Cold Weather Mountain Biking

She found me sitting on the floor of the bathroom, naked except for a small handtowel wrapped around my feet. I was shivering, breathing heavily, and trying to massage some warmth back into my feet while trying to steady my heartbeat.

"You didn't do a very good job washing", she says in reference to my dirty face. I snuck a glance in the mirror and sure enough, it looked as if Jackson Pollock created a dirt and grime masterpiece across my noggin. "What are you doing?" she inquires.

I got back from my wet, cold, training ride ten minutes earlier and despite wearing 2mm thick neoprene socks, my feet were soaked to the bone and seemed to be in an early state of frostbite. Robert and I rode just over 28 miles of trail and were out in the rain and cold (temps in the forties) for nearly two and a half hours and although I knew my feet were painfully cold, I had no idea how bad it was until I got in the shower.

Once in the shower, the normal tingly sensation of hot water against cold skin quickly gave way to an incredible pain. Moments later, I felt my heartrate quickening and I started to hyperventilate. Nothing like this has ever happened to me before. I was breathing heavily, getting scared, and had to get out of the shower. I pulled on the shower door to no avail for several moments before realizing it opens outward. I turned the water off, exited the shower and took a seat on the bathroom floor.

While trying to massage the pain away I thought of two things. First, as I sat there with my bare ass on the floor of our master bath, I was thankful that we hadn't yet ripped out the carpeting and installed tile in the bathroom. Secondly, being a bit of an armchair mountaineer, I thought of all the stories of frostbite that I had read over the years. The pain, the discoloration, the "burned" appearance of the skin, and even the amputations. As my heartrate slowed and my breathing became more regular I was able to relax and stop worrying that something horrible was happening. My feet were cold, possibly near frostbite, and now they're warming. Slowly.

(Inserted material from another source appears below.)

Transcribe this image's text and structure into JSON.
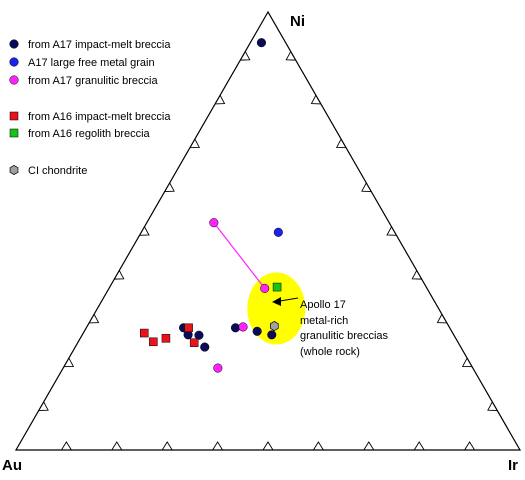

My mistake was trying to warm them too suddenly with the hot shower. I should have put on slippers and socks and walked around the house for a little while, perhaps with a cup of cocoa or tea, and let them thaw a bit. I had no idea how cold they were, but even now, fully dressed, sitting here writing about this nearly an hour later, a flex of my foot yields a pain that feels like icicle daggers are piercing through my Achilles tendon. It does not tickle.

Post-ride frostbite scare aside, the ride was good. Our group of four was down to two as the self-described "weather weenies" opted out. Robert, who I never met before but lives just blocks from me, and I descended off Snoqualmie Ridge to the falls, rode Millpond road for a mile to the Snoqualmie Valley Trail (which stretches from outside Seattle to Idaho) and then pedaled up to Rattlesnake Lake. WIth fishing season over, and the rain coming down, the lake was relatively vacant except for a few dog walkers. After a few minutes of enjoying the view, we turned around and headed back down. Robert was on his wife's bike since his doesn't have fenders so I got a bit ahead on the descent back along the SVT. At one point I rounded a bend at about 22 mph and almost ran straight into a pair of black-tailed deer. They were two does and they were really large. Bigger than the deer I see in the neighborhoods, and larger than those I saw on Orcas Island last week. The near-deer collision withstanding, the ride was relatively uneventful. The climb back onto the Ridge was a good way to finish off the ride and make us feel like we earned those 28 miles.

After writing this earlier today, we headed over to the Vietnamese restaurant for a big bowl of piping-hot pho soup and then headed over to the bike shop, where I promptly purchased winter shoe covers for my bike shoes and a front fender.